Komitmen global untuk membantu Indonesia lepas dari ketergantungan energi fosil melalui skema Just Energy Transition Partnership (JETP) masih menghadapi jalan terjal. Pendanaan iklim senilai USD 20 miliar yang digadang-gadang menjadi katalis dekarbonisasi nasional tersebut dinilai belum memberikan dampak akselerasi yang nyata di lapangan.
Kritik tersebut mengemuka mengingat implementasi program di tingkat operasional berjalan lambat. Praktisi dan pengamat energi, Wicaksono Gitawan, menilai bahwa mekanisme pendanaan JETP saat ini belum sepenuhnya efektif dalam menjawab kebutuhan mendesak transisi energi di tanah air, terutama dalam menyelaraskan ambisi energi baru terbarukan (EBT) dengan pemensiunan dini pembangkit fosil.
Potensi 100 GW PLTS dan Tantangan Integrasi Jaringan
Salah satu pilar utama dalam peta jalan dekarbonisasi Indonesia adalah pemanfaatan tenaga surya. Wicaksono menilai rencana penambahan kapasitas Pembangkit Listrik Tenaga Surya (PLTS) hingga 100 Gigawatt (GW) sebenarnya merupakan target yang sangat realistis untuk dicapai secara teknis dan ketersediaan lahan, mengingat Indonesia berada di wilayah khatulistiwa dengan intensitas radiasi matahari yang stabil sepanjang tahun.
"Target kapasitas 100 GW untuk PLTS sangat masuk akal bagi Indonesia. Namun, tanpa integrasi jaringan transmisi cerdas (smart grid) dan regulasi yang fleksibel, listrik hijau tersebut akan sulit diserap secara optimal oleh sistem kelistrikan nasional," ungkap Wicaksono.

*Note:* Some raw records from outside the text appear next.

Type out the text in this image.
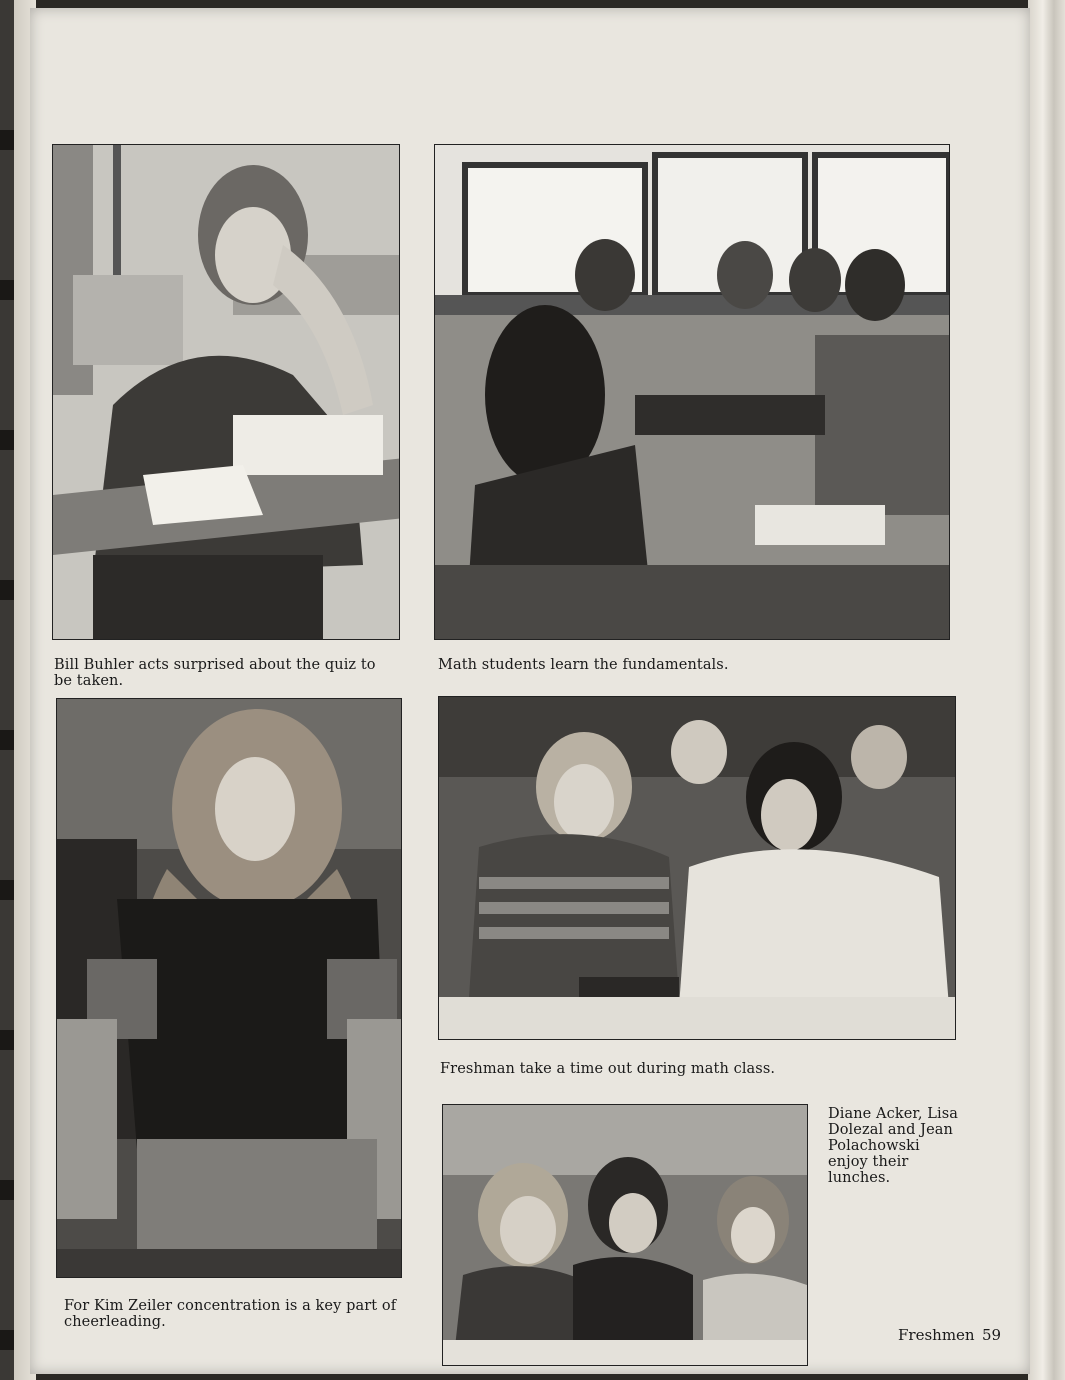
Bill Buhler acts surprised about the quiz to be taken.
Math students learn the fundamentals.
For Kim Zeiler concentration is a key part of cheerleading.
Freshman take a time out during math class.
Diane Acker, Lisa Dolezal and Jean Polachowski enjoy their lunches.
Freshmen 59
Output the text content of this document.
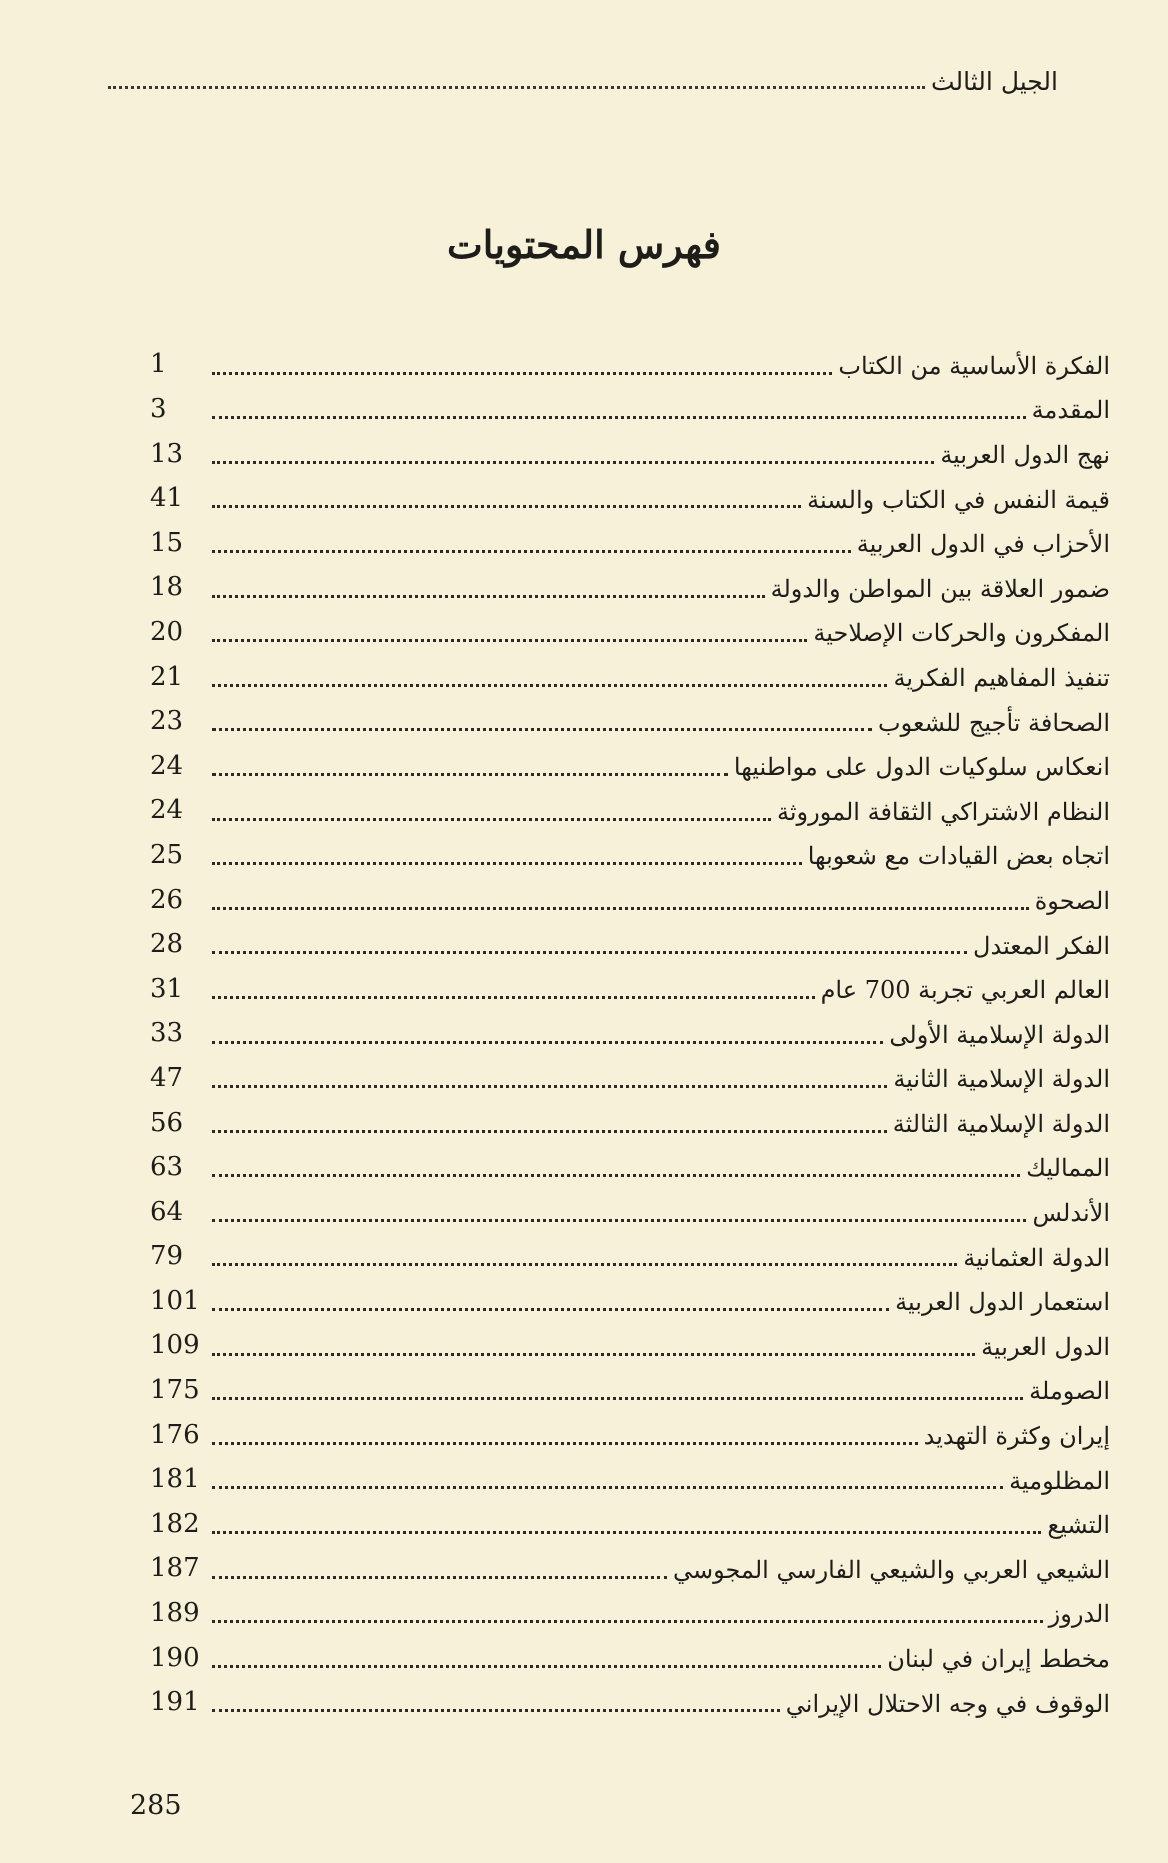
الجيل الثالث
فهرس المحتويات
الفكرة الأساسية من الكتاب
1
المقدمة
3
نهج الدول العربية
13
قيمة النفس في الكتاب والسنة
41
الأحزاب في الدول العربية
15
ضمور العلاقة بين المواطن والدولة
18
المفكرون والحركات الإصلاحية
20
تنفيذ المفاهيم الفكرية
21
الصحافة تأجيج للشعوب
23
انعكاس سلوكيات الدول على مواطنيها
24
النظام الاشتراكي الثقافة الموروثة
24
اتجاه بعض القيادات مع شعوبها
25
الصحوة
26
الفكر المعتدل
28
العالم العربي تجربة 700 عام
31
الدولة الإسلامية الأولى
33
الدولة الإسلامية الثانية
47
الدولة الإسلامية الثالثة
56
المماليك
63
الأندلس
64
الدولة العثمانية
79
استعمار الدول العربية
101
الدول العربية
109
الصوملة
175
إيران وكثرة التهديد
176
المظلومية
181
التشيع
182
الشيعي العربي والشيعي الفارسي المجوسي
187
الدروز
189
مخطط إيران في لبنان
190
الوقوف في وجه الاحتلال الإيراني
191
285
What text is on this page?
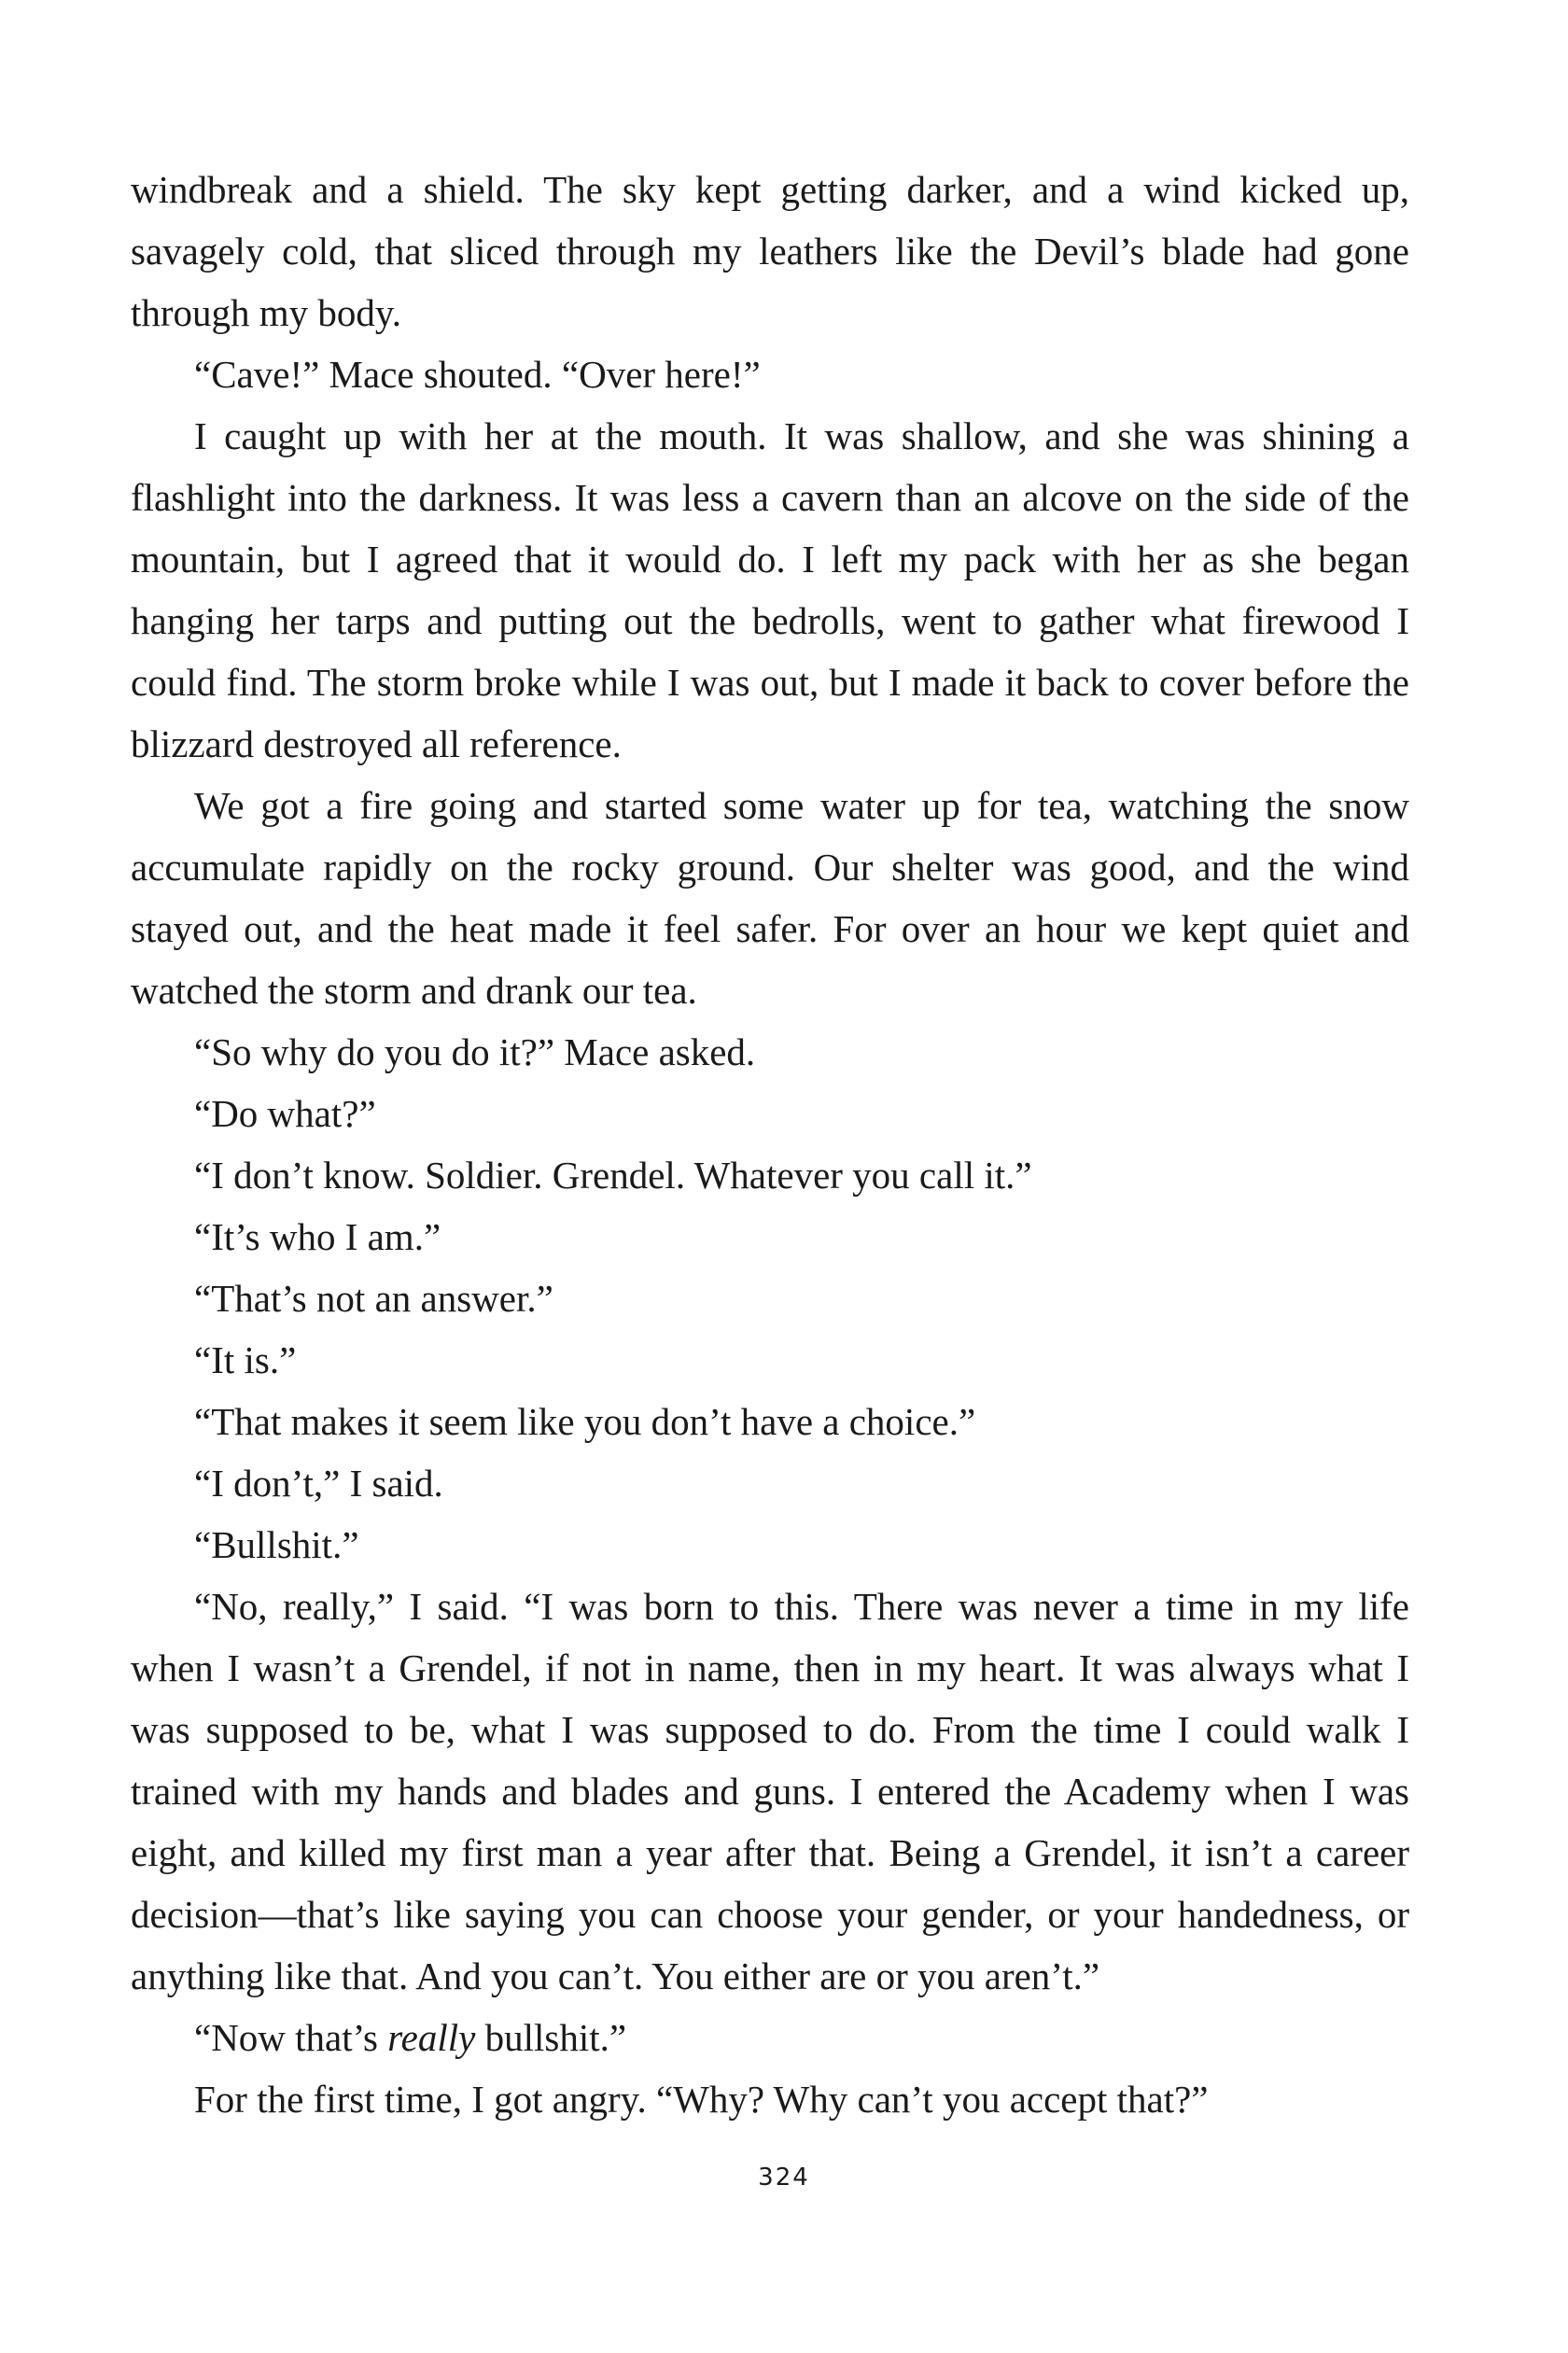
windbreak and a shield. The sky kept getting darker, and a wind kicked up, savagely cold, that sliced through my leathers like the Devil’s blade had gone through my body.

“Cave!” Mace shouted. “Over here!”

I caught up with her at the mouth. It was shallow, and she was shining a flashlight into the darkness. It was less a cavern than an alcove on the side of the mountain, but I agreed that it would do. I left my pack with her as she began hanging her tarps and putting out the bedrolls, went to gather what firewood I could find. The storm broke while I was out, but I made it back to cover before the blizzard destroyed all reference.

We got a fire going and started some water up for tea, watching the snow accumulate rapidly on the rocky ground. Our shelter was good, and the wind stayed out, and the heat made it feel safer. For over an hour we kept quiet and watched the storm and drank our tea.

“So why do you do it?” Mace asked.

“Do what?”

“I don’t know. Soldier. Grendel. Whatever you call it.”

“It’s who I am.”

“That’s not an answer.”

“It is.”

“That makes it seem like you don’t have a choice.”

“I don’t,” I said.

“Bullshit.”

“No, really,” I said. “I was born to this. There was never a time in my life when I wasn’t a Grendel, if not in name, then in my heart. It was always what I was supposed to be, what I was supposed to do. From the time I could walk I trained with my hands and blades and guns. I entered the Academy when I was eight, and killed my first man a year after that. Being a Grendel, it isn’t a career decision—that’s like saying you can choose your gender, or your handedness, or anything like that. And you can’t. You either are or you aren’t.”

“Now that’s really bullshit.”

For the first time, I got angry. “Why? Why can’t you accept that?”

324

Berikut adalah perbandingan aspek target dan tantangan transisi energi berbasis tenaga surya di Indonesia:
| Aspek Evaluasi | Target Ambisius | Kondisi Riil & Tantangan |
|---|---|---|
| Kapasitas PLTS | 100 GW terpasang | Implementasi masih terfragmentasi, regulasi rooftop fluktuatif |
| Pendanaan JETP | Komitmen USD 20 Miliar | Didominasi pinjaman komersial, hibah relatif minim |
| Jaringan Transmisi | Interkoneksi antar-pulau | Kapasitas transmisi terbatas dan kendala overcapacity PLN |
Dilema Pensiun Dini PLTU Batu Bara
Hambatan terbesar dalam ekosistem JETP bukan hanya persoalan membangun infrastruktur pembangkit baru, melainkan bagaimana merumuskan peta jalan phase-out Pembangkit Listrik Tenaga Uap (PLTU) batu bara secara adil dan transparan. Hingga saat ini, batu bara masih menjadi tulang punggung pasokan listrik nasional dengan porsi lebih dari 60 persen dari total bauran energi.
Proses pemensiunan dini pembangkit batu bara memerlukan skema pendanaan konsesional berbiaya rendah agar tidak membebani neraca keuangan negara maupun PT PLN (Persero). Jika skema pendanaan JETP sebagian besar tetap berupa pinjaman komersial standar, transisi yang berkeadilan hanya akan menjadi beban utang baru bagi perekonomian nasional.
Langkah Strategis Mempercepat Transisi Hijau
Agar momentum transisi energi tidak mandek di tengah jalan, pemerintah dan sekretariat JETP perlu melakukan renegosiasi serta penataan ulang prioritas proyek. Beberapa langkah krusial yang perlu dipercepat antara lain:
- Restrukturisasi Struktur Pendanaan: Menuntut porsi hibah dan pinjaman lunak yang lebih besar dari negara-negara donor G7.
- Penyelarasan RUPTL: Mengintegrasikan target 100 GW PLTS ke dalam Rencana Usaha Penyediaan Tenaga Listrik jangka panjang secara mengikat.
- Pemberian Insentif Transparan: Menghadirkan kepastian tarif feed-in yang menarik minat investor swasta lokal maupun internasional.
Tanpa keberanian mengeksekusi penghentian bertahap PLTU batu bara dan penyediaan infrastruktur transmisi yang mumpuni, target Net Zero Emission (NZE) pada 2060 dikhawatirkan sulit terwujud tepat waktu.